For some reason, he had to complete the circle, go clear around the house. When he came in the front, the living room looked exactly as it always did; he might be coming back from a business trip, ending an all-night drive, except that he had no suitcase in his hand. The house held the hopeful smell of new paint; it drew him toward the kitchen; he turned on lights. Kate’s piece of work was done, the finish had dried, it looked nothing but natural in its place. Necessary now; part of the house. “Congratulations,” he said out loud, and sat down at the kitchen table.
So here she had beaten him to it. She knew what the hell to do after all; she had found the key place and put the right thing there, the piece that changed everything. And just wait until the baby came.
He knew that in roughly five and a half hours it would be time to arrive at the office; it would be hot, the air conditioner would be vibrating in its window, the new claims would need processing, the district manager’s exam would be waiting. Within half an hour of getting to work Lisa would have made up a list of what he had to do, exactly as Mrs. Dressler would have. At least one of the other agents would have found an excuse to hang around his office and stare at Lisa and give him poorly concealed winks.
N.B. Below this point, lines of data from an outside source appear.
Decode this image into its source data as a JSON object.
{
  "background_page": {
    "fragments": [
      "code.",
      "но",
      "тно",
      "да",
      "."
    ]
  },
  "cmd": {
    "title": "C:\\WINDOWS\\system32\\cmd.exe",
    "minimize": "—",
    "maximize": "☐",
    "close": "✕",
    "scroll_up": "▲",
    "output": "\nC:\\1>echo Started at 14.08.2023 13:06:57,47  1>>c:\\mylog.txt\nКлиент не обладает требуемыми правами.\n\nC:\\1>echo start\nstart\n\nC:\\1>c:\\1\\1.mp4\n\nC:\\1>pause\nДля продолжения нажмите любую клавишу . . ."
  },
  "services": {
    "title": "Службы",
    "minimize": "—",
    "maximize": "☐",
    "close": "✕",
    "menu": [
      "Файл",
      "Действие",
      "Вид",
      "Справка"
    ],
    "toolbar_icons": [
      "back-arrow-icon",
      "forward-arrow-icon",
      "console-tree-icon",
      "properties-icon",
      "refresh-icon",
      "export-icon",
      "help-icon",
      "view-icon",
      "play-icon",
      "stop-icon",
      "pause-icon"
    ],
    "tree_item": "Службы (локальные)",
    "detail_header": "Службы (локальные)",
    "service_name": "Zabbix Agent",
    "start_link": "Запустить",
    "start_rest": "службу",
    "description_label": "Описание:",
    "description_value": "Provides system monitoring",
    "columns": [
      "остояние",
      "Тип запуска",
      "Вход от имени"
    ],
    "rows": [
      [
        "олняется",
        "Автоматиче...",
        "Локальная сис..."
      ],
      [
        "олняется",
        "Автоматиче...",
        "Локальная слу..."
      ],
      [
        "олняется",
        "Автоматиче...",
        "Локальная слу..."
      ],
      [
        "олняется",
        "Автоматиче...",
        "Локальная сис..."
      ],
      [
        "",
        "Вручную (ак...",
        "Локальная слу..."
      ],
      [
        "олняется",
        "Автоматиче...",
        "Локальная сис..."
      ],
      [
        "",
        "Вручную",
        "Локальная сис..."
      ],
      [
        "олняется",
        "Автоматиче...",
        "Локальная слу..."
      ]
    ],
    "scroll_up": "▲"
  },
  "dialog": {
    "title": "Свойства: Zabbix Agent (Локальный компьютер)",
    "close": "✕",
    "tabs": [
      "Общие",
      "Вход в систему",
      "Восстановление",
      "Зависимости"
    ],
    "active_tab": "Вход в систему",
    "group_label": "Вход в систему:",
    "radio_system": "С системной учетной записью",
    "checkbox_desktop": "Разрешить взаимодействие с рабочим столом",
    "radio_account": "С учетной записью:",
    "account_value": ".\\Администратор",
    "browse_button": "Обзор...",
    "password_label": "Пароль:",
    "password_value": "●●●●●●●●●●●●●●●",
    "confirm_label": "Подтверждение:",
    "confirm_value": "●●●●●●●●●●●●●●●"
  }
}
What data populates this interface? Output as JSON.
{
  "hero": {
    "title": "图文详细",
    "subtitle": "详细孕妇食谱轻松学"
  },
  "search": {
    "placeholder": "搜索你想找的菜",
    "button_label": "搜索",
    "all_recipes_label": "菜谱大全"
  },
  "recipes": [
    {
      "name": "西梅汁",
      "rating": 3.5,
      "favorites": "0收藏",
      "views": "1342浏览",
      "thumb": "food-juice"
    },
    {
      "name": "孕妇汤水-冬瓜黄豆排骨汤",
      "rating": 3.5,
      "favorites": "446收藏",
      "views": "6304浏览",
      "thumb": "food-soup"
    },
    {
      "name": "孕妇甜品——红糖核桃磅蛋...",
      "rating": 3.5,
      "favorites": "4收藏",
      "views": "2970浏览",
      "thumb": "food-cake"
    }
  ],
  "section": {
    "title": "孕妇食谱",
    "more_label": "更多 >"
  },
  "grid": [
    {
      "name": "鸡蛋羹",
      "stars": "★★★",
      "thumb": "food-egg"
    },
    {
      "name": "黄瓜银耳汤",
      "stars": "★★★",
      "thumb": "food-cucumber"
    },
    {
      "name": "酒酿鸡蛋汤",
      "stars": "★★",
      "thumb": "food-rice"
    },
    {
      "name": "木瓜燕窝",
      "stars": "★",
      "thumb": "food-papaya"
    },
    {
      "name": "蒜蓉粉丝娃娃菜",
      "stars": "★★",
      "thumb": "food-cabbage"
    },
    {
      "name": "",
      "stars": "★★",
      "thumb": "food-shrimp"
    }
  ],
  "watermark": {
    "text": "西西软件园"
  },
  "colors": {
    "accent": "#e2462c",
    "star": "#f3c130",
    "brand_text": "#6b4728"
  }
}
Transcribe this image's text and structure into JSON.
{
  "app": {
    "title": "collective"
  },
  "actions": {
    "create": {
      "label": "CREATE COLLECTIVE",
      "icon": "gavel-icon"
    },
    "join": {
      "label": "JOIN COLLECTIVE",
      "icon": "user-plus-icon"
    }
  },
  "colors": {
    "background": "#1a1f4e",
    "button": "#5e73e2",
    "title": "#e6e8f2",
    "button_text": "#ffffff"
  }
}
She would be waiting for the moment when she could do her real work, and who knew what Kate might cook up during the day?
Tom stood up, picked up the kitchen telephone, dialed his office. It rang once and the answering machine cut in with Lisa’s voice; he had not asked her to re-record Mrs. Dressler’s message, but she had done it without his asking. “This is Martin and Gray Insurance Agency, Tom Hardison’s office. Mr. Hardison is out of the office right now. If you will leave your message after the tone, he will return your call as soon as possible. Thank you.”
The tone sounded, and for a moment Tom stood there and thought. In six months he and Kate would have a child, in a year…
“Lisa, this is Tom Hardison,” he said. “I might be a little late. I want you to play this message for me when I get in this morning.”
“Tom, this is Tom,” he said, hoping that words would come to him if he started talking, words that could only be spoken after such a night, but he hadn’t yet found them when behind him he heard Kate’s bare feet come into the living room and stop. He looked over his shoulder at her, the phone still in his hand; she was wearing her long white bathrobe. He still couldn’t see the new bulge in her belly she said was there, but he knew there was a separate life in her, and as they examined each other, he realized—he saw it in Kate’s eyes—there might be a separate life in him too.